Fito Paez lança novo disco, com participação de Chico Buarque

Músico argentino faz mais uma parceria com a Música Brasileira

O músico argentino Fito Paez, que lançou recentemente

Fito Paez: ligação afetiva com a música brasileira…  foto: Magdalena Gutierrez

Os primeiros acordes sugerem um tango a la Astor Piazzolla (1921-1992). Logo, porém, vêm versos familiares, mas em outra língua: “amó aquella vez como se fuese ultima/ besó a su mujer como se fuese ultima”.

Construcción, versão portenha para o clássico de Chico Buarque, é o carro-chefe de Canciones para Aliens, novo disco do argentino Fito Paez, que acaba de ser lançado no Brasil.

Chico surge também em outra faixa. Dessa vez de viva-voz. Faz um duo com Fito em Tango (Promesas de Amor), composição do japonês Ryuichi Sakamoto.

“Já tinha ouvido Chico cantando em espanhol e achava fantástico. No disco soa como quem se aventura num outro terreno, mas com seu estilo, sem perder a identidade”, diz Fito.

Primeiro registro da parceria com os Paralamas está no disco de 1991…

Não é de hoje que Fito realiza intercâmbios com a música popular brasileira. Gravou uma versão de “Track, Track”, dos Paralamas do Sucesso, e teve sua “Un Vestido y un Amor” imortalizada por Caetano Veloso no álbum “Fina Estampa”.

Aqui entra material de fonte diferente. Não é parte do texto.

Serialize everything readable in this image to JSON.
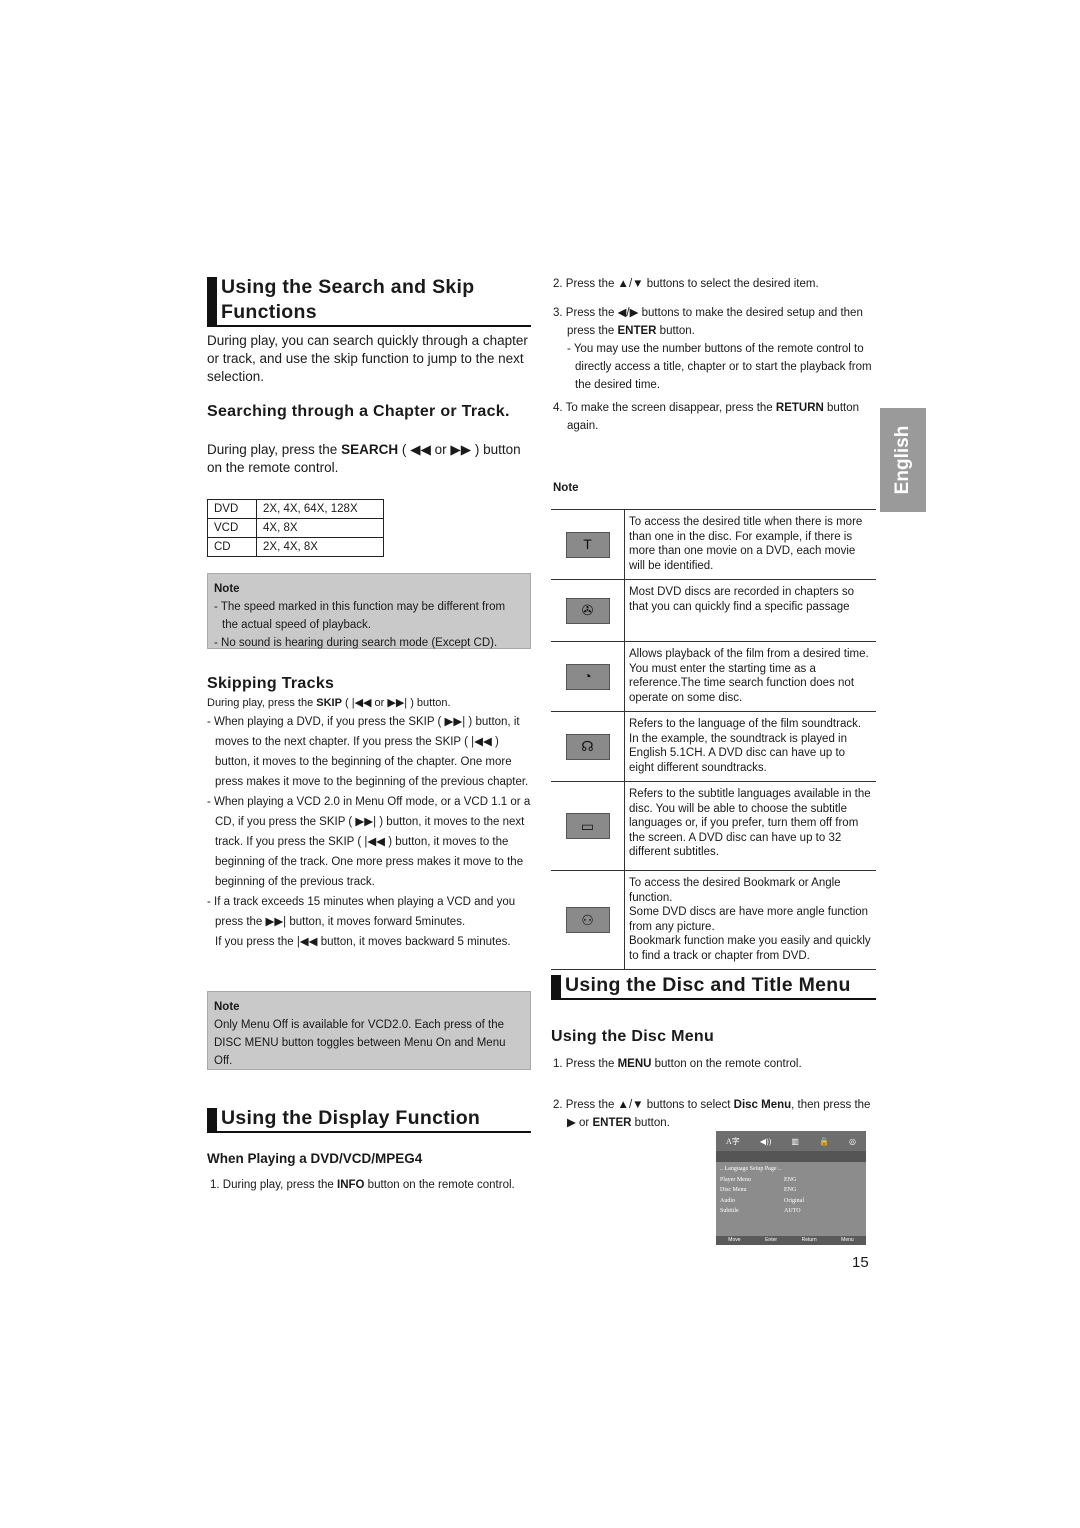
{
  "language_tab": "English",
  "page_number": "15",
  "left": {
    "search_heading": "Using the Search and Skip Functions",
    "search_intro": "During play, you can search quickly through a chapter or track, and use the skip function to jump to the next selection.",
    "chapter_heading": "Searching through a Chapter or Track.",
    "chapter_text_pre": "During play, press the ",
    "chapter_text_bold": "SEARCH",
    "chapter_text_post": " ( ◀◀ or ▶▶ ) button on the remote control.",
    "speed_table": [
      [
        "DVD",
        "2X, 4X, 64X, 128X"
      ],
      [
        "VCD",
        "4X, 8X"
      ],
      [
        "CD",
        "2X, 4X, 8X"
      ]
    ],
    "note1_title": "Note",
    "note1_items": [
      "- The speed marked in this function may be different from the actual speed of playback.",
      "- No sound is hearing during search mode (Except CD)."
    ],
    "skip_heading": "Skipping Tracks",
    "skip_intro_pre": "During play, press the ",
    "skip_intro_bold": "SKIP",
    "skip_intro_post": " ( |◀◀ or ▶▶| ) button.",
    "skip_items": [
      "- When playing a DVD, if you press the SKIP ( ▶▶| ) button, it moves to the next chapter. If you press the SKIP ( |◀◀ ) button, it moves to the beginning of the chapter. One more press makes it move to the beginning of the previous chapter.",
      "- When playing a VCD 2.0 in Menu Off mode, or a VCD 1.1 or a CD, if you press the SKIP ( ▶▶| ) button, it moves to the next track. If you press the SKIP ( |◀◀ ) button, it moves to the beginning of the track. One more press makes it move to the beginning of the previous track.",
      "- If a track exceeds 15 minutes when playing a VCD and you press the ▶▶| button, it moves forward 5minutes.",
      "If you press the |◀◀ button, it moves backward 5 minutes."
    ],
    "note2_title": "Note",
    "note2_text": "Only Menu Off is available for VCD2.0. Each press of the DISC MENU button toggles between Menu On and Menu Off.",
    "display_heading": "Using the Display Function",
    "display_sub": "When Playing a DVD/VCD/MPEG4",
    "display_step_pre": "1. During play, press the ",
    "display_step_bold": "INFO",
    "display_step_post": " button on the remote control."
  },
  "right": {
    "step2": "2. Press the ▲/▼ buttons to select the desired item.",
    "step3_pre": "3. Press the ◀/▶ buttons to make the desired setup and then press the ",
    "step3_bold": "ENTER",
    "step3_post": " button.",
    "step3_sub": "- You may use the number buttons of the remote control to directly access a title, chapter or to start the playback from the desired time.",
    "step4_pre": "4. To make the screen disappear, press the ",
    "step4_bold": "RETURN",
    "step4_post": " button again.",
    "note_title": "Note",
    "icon_rows": [
      {
        "icon": "title-icon",
        "glyph": "T",
        "text": "To access the desired title when there is more than one in the disc. For example, if there is more than one movie on a DVD, each movie will be identified."
      },
      {
        "icon": "chapter-icon",
        "glyph": "✇",
        "text": "Most DVD discs are recorded in chapters so that you can quickly find a specific passage"
      },
      {
        "icon": "time-icon",
        "glyph": "◔",
        "text": "Allows playback of the film from a desired time. You must enter the starting time as a reference.The time search function does not operate on some disc."
      },
      {
        "icon": "audio-icon",
        "glyph": "☊",
        "text": "Refers to the language of the film soundtrack. In the example, the soundtrack is played in English 5.1CH. A DVD disc can have up to eight different soundtracks."
      },
      {
        "icon": "subtitle-icon",
        "glyph": "▭",
        "text": "Refers to the subtitle languages available in the disc. You will be able to choose the subtitle languages or, if you prefer, turn them off from the screen. A DVD disc can have up to 32 different subtitles."
      },
      {
        "icon": "bookmark-angle-icon",
        "glyph": "⚇",
        "text": "To access the desired Bookmark or Angle function.\nSome DVD discs are have more angle function from any picture.\nBookmark function make you easily and quickly to find a track or chapter from DVD."
      }
    ],
    "disc_heading": "Using the Disc and Title Menu",
    "disc_sub": "Using the Disc Menu",
    "disc_step1_pre": "1. Press the ",
    "disc_step1_bold": "MENU",
    "disc_step1_post": " button on the remote  control.",
    "disc_step2_pre": "2. Press the ▲/▼ buttons to select ",
    "disc_step2_bold": "Disc Menu",
    "disc_step2_mid": ", then press the ▶ or ",
    "disc_step2_bold2": "ENTER",
    "disc_step2_post": " button.",
    "screen": {
      "title": ".. Language Setup Page ..",
      "rows": [
        [
          "Player Menu",
          "ENG"
        ],
        [
          "Disc Menu",
          "ENG"
        ],
        [
          "Audio",
          "Original"
        ],
        [
          "Subtitle",
          "AUTO"
        ]
      ],
      "footer": [
        "Move",
        "Enter",
        "Return",
        "Menu"
      ]
    }
  }
}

Com HERBERT VIANNA, Fito Paez tem uma relação longa e muito profícua: os dois gravaram juntos várias vezes. As canções estão nos discos Os Grãos (Paralamas), Severino (Paralamas) e Santorini Blues (segundo CD solo de Herbert).

As músicas: El vampiro bajo el sol (letra de Herbert e música de Fito, CD Severino) e Por siete vidas (Caceria) – belíssima versão de Herbert para canção do hermano argentino, registrada no disco Santorini Blues

“O Brasil é essencial no meu trabalho. Busco muita inspiração ali e acho que a troca tem aumentado”, diz Fito.

O álbum traz também outras versões. A ideia da reunião de reinterpretações surgiu quando foi convidado para gravar um bolero do mexicano Armando Manzanero para uma coletânea.

A partir daí começou a escolher faixas que gostaria de regravar. “Não é um álbum conceitual. As escolhas foram todas subjetivas”.

Estão no disco músicas do norte-americano Marvin Gaye (“Baila por Ahí”), do francês Jacques Brel (“Ne me Quitte Pas”), do argentino Charly Garcia (“Yo no Quiero Volverme tan Loco”) e do chileno Victor Jara (“Te Recuerdo Amanda”), entre outras.

Fito conta que não teve problemas com relação a direitos autorais, exceto com a viúva de John Lennon, Yoko Ono, que vetou uma versão de “Across the Universe”.

Sobre o músico Luis Alberto Spinetta, morto em fevereiro, declara que a Argentina perdeu alguém da envergadura de um Caetano Veloso para o Brasil. “Nós mesmos não chegamos a compreender ainda a riqueza de seu legado. É algo que vai ser descoberto com o tempo. É um poeta do rock. E nos deixou um baú cheio de tesouro”, completa.